Ortmann displayed the worthy qualities of a human metronome on drums, and Horton provided excellent solos on Telecaster, slide guitar and lap steel. Voegele laid down a solid bass line and provided harmony vocals alongside Henneman. One of the highlights of the new material was “My Dog.” Introduced by Henneman as a masterpiece of Zen thought, “You’ll be thinking about this one on your way home,” the song proclaimed his love for his canine companion. “I don’t care if you love him, he’s my dog.” They closed with the crowd pleasing “Welfare Music,” but they weren’t gone long because they returned as the backing band for Marshall Crenshaw.

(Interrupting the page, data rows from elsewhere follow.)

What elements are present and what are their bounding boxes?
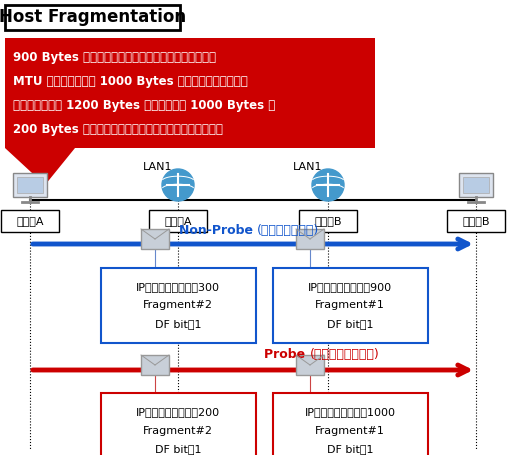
Text: ルータB: ルータB <box>314 216 342 226</box>
Text: LAN1: LAN1 <box>143 162 173 172</box>
Text: IPパケットサイズ：1000: IPパケットサイズ：1000 <box>304 407 395 417</box>
Bar <box>296 355 324 375</box>
Text: 送信パケットは 1200 Bytes だけどわざと 1000 Bytes と: 送信パケットは 1200 Bytes だけどわざと 1000 Bytes と <box>13 100 276 112</box>
Text: LAN1: LAN1 <box>293 162 323 172</box>
Bar <box>272 393 428 455</box>
Bar <box>5 38 375 148</box>
Text: Fragment#1: Fragment#1 <box>315 300 385 310</box>
Text: Fragment#2: Fragment#2 <box>143 300 213 310</box>
Text: (通常のパケット): (通常のパケット) <box>257 223 319 237</box>
Text: IPパケットサイズ：200: IPパケットサイズ：200 <box>136 407 220 417</box>
Circle shape <box>162 169 194 201</box>
Bar <box>1 210 59 232</box>
Text: Probe: Probe <box>265 349 310 362</box>
Bar <box>447 210 505 232</box>
Text: ホストB: ホストB <box>462 216 490 226</box>
Text: ルータA: ルータA <box>164 216 192 226</box>
Text: Non-Probe: Non-Probe <box>179 223 257 237</box>
Text: IPパケットサイズ：300: IPパケットサイズ：300 <box>136 282 220 292</box>
Polygon shape <box>5 148 75 185</box>
Bar <box>463 177 489 193</box>
Bar <box>101 268 255 343</box>
Bar <box>299 210 357 232</box>
Bar <box>459 173 493 197</box>
Bar <box>141 355 169 375</box>
Text: DF bit：1: DF bit：1 <box>327 444 373 454</box>
Text: DF bit：1: DF bit：1 <box>327 319 373 329</box>
Text: 900 Bytes までは通過できた。どこまで行けるかな。: 900 Bytes までは通過できた。どこまで行けるかな。 <box>13 51 216 65</box>
Bar <box>141 229 169 249</box>
Bar <box>101 393 255 455</box>
Text: (探索用のパケット): (探索用のパケット) <box>310 349 380 362</box>
Text: Host Fragmentation: Host Fragmentation <box>0 9 186 26</box>
Text: MTU 探索用に試しに 1000 Bytes のパケットを送ろう！: MTU 探索用に試しに 1000 Bytes のパケットを送ろう！ <box>13 76 248 89</box>
Text: IPパケットサイズ：900: IPパケットサイズ：900 <box>308 282 392 292</box>
Bar <box>17 177 43 193</box>
Text: DF bit：1: DF bit：1 <box>155 444 201 454</box>
Text: 200 Bytes のパケットにフラグメンテーションしよう！: 200 Bytes のパケットにフラグメンテーションしよう！ <box>13 123 223 136</box>
Bar <box>5 5 180 30</box>
Text: Fragment#2: Fragment#2 <box>143 425 213 435</box>
Bar <box>272 268 428 343</box>
Text: Fragment#1: Fragment#1 <box>315 425 385 435</box>
Bar <box>149 210 207 232</box>
Bar <box>296 229 324 249</box>
Text: DF bit：1: DF bit：1 <box>155 319 201 329</box>
Circle shape <box>312 169 344 201</box>
Bar <box>13 173 47 197</box>
Text: ホストA: ホストA <box>16 216 44 226</box>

After a short intermission, Marshall Crenshaw walked on stage and launched into a ninety-minute, nineteen song set that included a Buddy Holly cover, and plenty of Crenshaw gems. Henneman’s jangly guitar added a bit of twang to Crenshaw’s pop-rock sensibilities, and gave the material a little heartland edginess. As a songwriter, Crenshaw displays excellent chops, wry lyrical observations, and plenty of melodic hooks. His streak of cynicism keeps the pop side of things from getting too sticky sweet and grounds the sentiments in the real world we have to live in. Kicking off with “Calling Out For Love,” Crenshaw took the audience for a ride through his catalog, including new works from the recent spate of vinyl EPs he has been releasing over the last couple of years. The newer tunes are evidence that he has lost none of the qualities that made him an important songwriter, one who carried the fire of early rock and roll into the eighties and the post-disco era. Capitalizing on the simplicity of three chord rock and its youthful exuberance, Crenshaw revealed an uncanny knack for the kind of three minute gems that artists like Buddy Holly and the Lovin’ Spoonful once tossed off with regularity.
Last night, at The Birchmere, Crenshaw’s newer material sat just fine alongside his radio friendly hits. Ortmann’s steady beat anchored “Cynical Girl,” to the delight of the ticket holders. The classic “Whenever You’re on my Mind” was followed by “Move Now” and “Red Wine,” both of which are title tracks to four song EPs. A cover of Richard Thompson’s “Valerie” gave way to “You’re My Favorite Waste of Time.” Crenshaw was in fine voice and seemed to be enjoying himself and his band. The audience responded enthusiastically, bringing Crenshaw and the Bottle Rockets back for what turned out to be a four song encore that included “Someday, Someway,” and “Mary Anne.” Last night, The Birchmere was once again a magical place to be.